Moreover, the switching monitoring circuit has a capacitor for taking a countermeasure against a static electricity to absorb the static electricity between the switch and the microcomputer in order to prevent the hand of an operator from touching the switch to generate the static electricity, and to hinder the microcomputer or the circuit from being damaged due to the static electricity when the operator turns ON/OFF the switch.
The capacitor for taking a countermeasure against the static electricity which is provided in the switch monitoring circuit carries out charging when a voltage is applied in a state that the switch to be monitored is opened, while it carries out discharging toward a ground point of the voltage applying unit or a microcomputer when the voltage is not applied. In the switch monitoring circuit in which the application of the voltage is ON/OFF controlled by the strobe pulse, accordingly, the charging and the discharging are repeated by the capacitor every cycle of the strobe pulse. Therefore, the consumed current of the capacitor is increased so that the dark current (idling current) of the vehicle is increased.

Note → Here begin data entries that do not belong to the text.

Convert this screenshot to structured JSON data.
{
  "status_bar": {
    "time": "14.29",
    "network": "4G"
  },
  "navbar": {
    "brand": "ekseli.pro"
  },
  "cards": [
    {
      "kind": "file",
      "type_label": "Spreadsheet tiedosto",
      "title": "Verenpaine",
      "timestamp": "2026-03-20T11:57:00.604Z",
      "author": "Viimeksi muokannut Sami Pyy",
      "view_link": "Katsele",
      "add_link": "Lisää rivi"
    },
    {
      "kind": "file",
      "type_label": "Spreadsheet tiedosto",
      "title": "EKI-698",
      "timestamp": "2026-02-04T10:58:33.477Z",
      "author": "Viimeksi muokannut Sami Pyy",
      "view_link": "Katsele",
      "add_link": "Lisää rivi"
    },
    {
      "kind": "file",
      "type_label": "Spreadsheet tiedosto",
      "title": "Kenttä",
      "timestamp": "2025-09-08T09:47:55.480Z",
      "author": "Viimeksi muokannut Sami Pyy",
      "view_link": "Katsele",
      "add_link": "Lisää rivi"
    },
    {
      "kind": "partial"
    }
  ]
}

On the other hand, in recent years, a design corresponding to a formation into a module is carried out in order to shorten a time required for the design related to a vehicle, to easily change the design and to decrease a wire harness, resulting in a reduction in a cost. In this case, for example, a switch belonging to each driving portion such as a door mirror or a door lock is monitored by one microcomputer. More specifically, only one microcomputer monitors the switch as seen from a specific switch. Thus, the microcomputer for monitoring the switch is provided in each driving portion. As compared with the case that some microcomputers monitor switches provided in the whole vehicle through the wire harness in a related technique, therefore, the total number of microcomputers to be mounted on the vehicle is increased.

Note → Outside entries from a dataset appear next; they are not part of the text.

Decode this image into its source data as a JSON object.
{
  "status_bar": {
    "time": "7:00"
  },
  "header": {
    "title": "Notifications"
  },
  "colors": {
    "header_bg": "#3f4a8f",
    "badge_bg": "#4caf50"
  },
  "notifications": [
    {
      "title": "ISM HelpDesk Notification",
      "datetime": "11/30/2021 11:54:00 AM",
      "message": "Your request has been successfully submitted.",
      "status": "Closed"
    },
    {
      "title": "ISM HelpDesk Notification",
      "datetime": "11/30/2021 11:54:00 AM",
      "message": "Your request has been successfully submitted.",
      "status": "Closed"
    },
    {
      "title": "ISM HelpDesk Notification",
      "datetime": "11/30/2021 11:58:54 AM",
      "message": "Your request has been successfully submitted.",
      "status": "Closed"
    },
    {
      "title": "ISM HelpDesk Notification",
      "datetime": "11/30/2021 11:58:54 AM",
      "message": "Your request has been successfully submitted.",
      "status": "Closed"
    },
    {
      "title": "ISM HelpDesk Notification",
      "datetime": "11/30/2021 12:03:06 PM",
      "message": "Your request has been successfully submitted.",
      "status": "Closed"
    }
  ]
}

In a vehicle in which components are formed into a module, accordingly, the number of the microcomputers to be mounted is increased so that the number of capacitors for taking a countermeasure against a static electricity which are to be provided is also increased. As a result, a dark current to be generated on the vehicle in a sleep state is increased still more as compared with a vehicle in which components are not formed into a module. In some cases, therefore, a battery is dead so that the vehicle cannot be driven.